Nobel-winning research could help us see almost all the way back to the Big Bang.
There was considerable ballyhoo this week as the Royal Swedish Academy announced that the Nobel Prize in physics would go to three Americans who were prime movers in the effort to design and build LIGO, the Laser Interferometer Gravitational-Wave Observatory.
This followed on the heels of an announcement that LIGO had, for the fourth time, detected the subtle flutter of space-time caused by a gravitational wave. This event, detected in August, is reckoned to have stemmed from the collision of two black holes, each weighing in at several dozen times the mass of the sun.
Most people go numb at repeated discoveries — anyone remember Columbus’ fourth expedition? But the circumstances of this detection are different. They foreshadow how sensing these esoteric phenomena might evolve from being an impressive technical triumph to an important way to understand the cosmos.
So what was different about this fourth event?
In a nutshell, the telescope got bigger. LIGO, which in 2015 became the first instrument to detect a gravitational wave, consists of two 2.5-mile-long L-shaped structures separated by 1,900 miles — one in Washington State and the other in Louisiana. They are sensitive beyond easy appreciation, able to measure changes in distance to one part in 10 billion billion. That’s akin to determining the separation of New York and San Francisco to a hundred trillionth of an inch.
But the thing is, the LIGO detectors are not “aimed” at any particular part of the universe. They pick up wiggles in space-time coming from anywhere. So when a gravitational wave is detected, they’re hard pressed to answer the obvious question: What caused that? To do so, we need to determine the source of the wave. What cosmic occurrence suddenly twisted space?
Fixing the direction of the wave’s origin is about as hard as figuring out where thunder is coming from (with your eyes shut). The difference in the arrival time of sound to your two ears will give you some idea, but it won’t be precise.
But now LIGO has metaphorically added a third ear, a sibling gravitational wave detector called VIRGO, whose L-shaped vacuum tunnels sprawl across agricultural land eight miles southeast of Pisa, Italy. (This is deliciously appropriate, given Galileo’s reputed use of Pisa’s famous leaning tower to demonstrate the universal acceleration of gravity.)
So now the arrival time of space-time ripples can be registered at a trio of detectors. It’s a setup that can be likened to systems deployed in crime-prone neighborhoods to locate gunfire by noting the arrival time of the sound waves at each microphone.
Adding VIRGO to LIGO has helped narrow the region of sky that contains the origin of a gravitational wave by about a factor of 10. A nice improvement for sure, but still not enough to pinpoint the source. However, VIRGO gives a hint of what’s to come. Where this whole story is going.
And where might that be? Let’s look ahead not just a year, but a few decades. Gravitational wave detectors are big and expensive. LIGO was the largest project ever funded by the National Science Foundation. Its detectors are exquisitely precise and finicky. But what might future technology allow? That’s hard to forecast. But if past is prologue, there will surely be reductions in the cost of detectors able to sense tiny vibrations in space-time.

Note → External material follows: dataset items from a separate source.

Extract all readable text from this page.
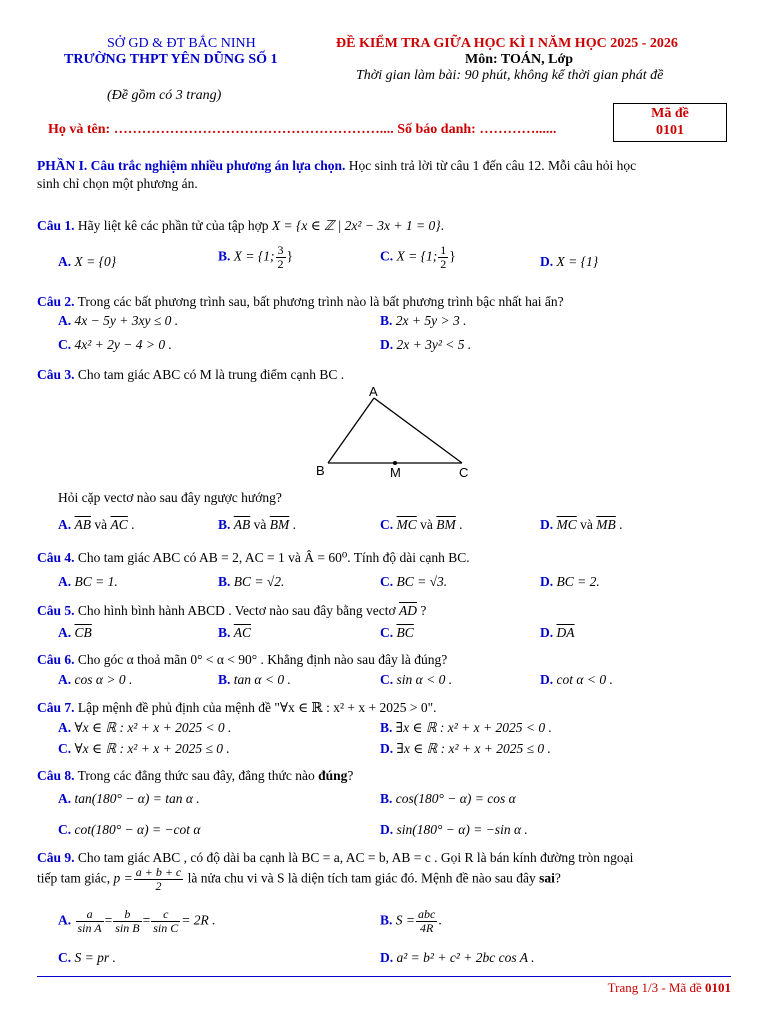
SỞ GD & ĐT BẮC NINH
TRƯỜNG THPT YÊN DŨNG SỐ 1
(Đề gồm có 3 trang)
ĐỀ KIỂM TRA GIỮA HỌC KÌ I NĂM HỌC 2025 - 2026
Môn: TOÁN, Lớp
Thời gian làm bài: 90 phút, không kể thời gian phát đề
Họ và tên: ………………………………………………….... Số báo danh: …………......
Mã đề
0101
PHẦN I. Câu trắc nghiệm nhiều phương án lựa chọn. Học sinh trả lời từ câu 1 đến câu 12. Mỗi câu hỏi học
sinh chỉ chọn một phương án.
Câu 1. Hãy liệt kê các phần tử của tập hợp X = {x ∈ ℤ | 2x² − 3x + 1 = 0}.
A. X = {0}	B. X = {1; $\frac{3}{2}$ }	C. X = {1; $\frac{1}{2}$ }	D. X = {1}
Câu 2. Trong các bất phương trình sau, bất phương trình nào là bất phương trình bậc nhất hai ẩn?
A. 4x − 5y + 3xy ≤ 0 .	B. 2x + 5y > 3 .
C. 4x² + 2y − 4 > 0 .	D. 2x + 3y² < 5 .
Câu 3. Cho tam giác ABC có M là trung điểm cạnh BC .
A
B	M	C
Hỏi cặp vectơ nào sau đây ngược hướng?
A. $\overline{AB}$ và $\overline{AC}$ .	B. $\overline{AB}$ và $\overline{BM}$ .	C. $\overline{MC}$ và $\overline{BM}$ .	D. $\overline{MC}$ và $\overline{MB}$ .
Câu 4. Cho tam giác ABC có AB = 2, AC = 1 và Â = 60⁰. Tính độ dài cạnh BC.
A. BC = 1.	B. BC = √2.	C. BC = √3.	D. BC = 2.
Câu 5. Cho hình bình hành ABCD . Vectơ nào sau đây bằng vectơ $\overline{AD}$ ?
A. $\overline{CB}$	B. $\overline{AC}$	C. $\overline{BC}$	D. $\overline{DA}$
Câu 6. Cho góc α thoả mãn 0° < α < 90° . Khẳng định nào sau đây là đúng?
A. cos α > 0 .	B. tan α < 0 .	C. sin α < 0 .	D. cot α < 0 .
Câu 7. Lập mệnh đề phủ định của mệnh đề "∀x ∈ ℝ : x² + x + 2025 > 0".
A. ∀x ∈ ℝ : x² + x + 2025 < 0 .	B. ∃x ∈ ℝ : x² + x + 2025 < 0 .
C. ∀x ∈ ℝ : x² + x + 2025 ≤ 0 .	D. ∃x ∈ ℝ : x² + x + 2025 ≤ 0 .
Câu 8. Trong các đẳng thức sau đây, đẳng thức nào đúng?
A. tan(180° − α) = tan α .	B. cos(180° − α) = cos α
C. cot(180° − α) = −cot α	D. sin(180° − α) = −sin α .
Câu 9. Cho tam giác ABC , có độ dài ba cạnh là BC = a, AC = b, AB = c . Gọi R là bán kính đường tròn ngoại
tiếp tam giác, $p = \frac{a + b + c}{2}$ là nửa chu vi và S là diện tích tam giác đó. Mệnh đề nào sau đây sai?
A. $\frac{a}{\text{sin A}} = \frac{b}{\text{sin B}} = \frac{c}{\text{sin C}} = 2R$ .	B. $S = \frac{\text{abc}}{4R}$ .
C. S = pr .	D. a² = b² + c² + 2bc cos A .
Trang 1/3 - Mã đề 0101
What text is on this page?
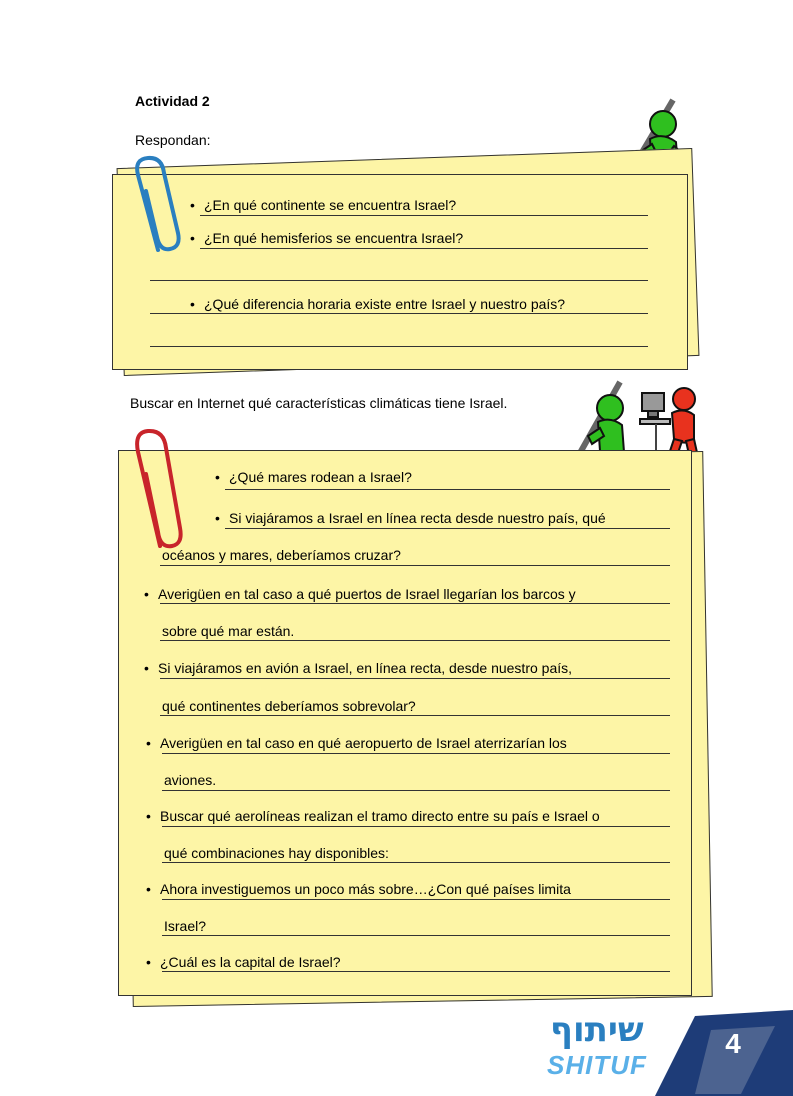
Actividad 2
Respondan:
• ¿En qué continente se encuentra Israel?
• ¿En qué hemisferios se encuentra Israel?
• ¿Qué diferencia horaria existe entre Israel y nuestro país?
Buscar en Internet qué características climáticas tiene Israel.
• ¿Qué mares rodean a Israel?
• Si viajáramos a Israel en línea recta desde nuestro país, qué
océanos y mares, deberíamos cruzar?
• Averigüen en tal caso a qué puertos de Israel llegarían los barcos y
sobre qué mar están.
• Si viajáramos en avión a Israel, en línea recta, desde nuestro país,
qué continentes deberíamos sobrevolar?
• Averigüen en tal caso en qué aeropuerto de Israel aterrizarían los
aviones.
• Buscar qué aerolíneas realizan el tramo directo entre su país e Israel o
qué combinaciones hay disponibles:
• Ahora investiguemos un poco más sobre…¿Con qué países limita
Israel?
• ¿Cuál es la capital de Israel?
שיתוף
SHITUF
4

A BARRAGE OF NEW INSTRUMENTS
So think about this: Galileo’s first telescope did, indeed, make some important discoveries. But it was just a prologue to the development of far better instruments that eventually told us what the universe was really like. So, too, might LIGO and VIRGO simply be the opening salvo in what will eventually become a barrage of new instruments.
The optical telescopes under construction today have 100,000 times the light-collecting power of Galileo’s device. It took four centuries for that to happen, but technology today proceeds rapidly. So what if we could build gravitational telescopes with thousands of times today’s sensitivity and with an ability to pinpoint sources? What would that get us?
For one, it would get us a solid confirmation of Einstein’s relativity theory, his blueprint for the large-scale structure of everything. The theory predicts that if you wave your hands in the air, you will generate gravity waves that will, at the speed of light, waft into space to eventually distort the separation of objects in the farthest galaxies. (Don’t get a swelled head about this. The distortion isn’t much!)
But gravitational waves can also tell us about events we cannot see, such as the catastrophic collision of orbiting black holes, the assumed cause of the gravitational waves found so far. This is, again, a window into fundamental physics.
ALL THE WAY BACK
Future instruments could clue us in to details of the Big Bang’s early days. With ordinary telescopes, we can see back only to within about 400,000 years of that boisterous birth before running into an opaque wall of bright light. But gravity waves can come to us from beyond the light barrier.
We could study the formation (and, obviously, the destruction) of black holes, or the details of stars that explode as they grow old.
All of that is enough to make anyone interested in the structure of the cosmos salivate. But of course, and as always, the most interesting things to be discovered by these new instruments are those that we don’t anticipate. The cosmos has never been short on surprise.
Gravitational wave astronomy: It’s not where it’s gone; it’s where it’s going.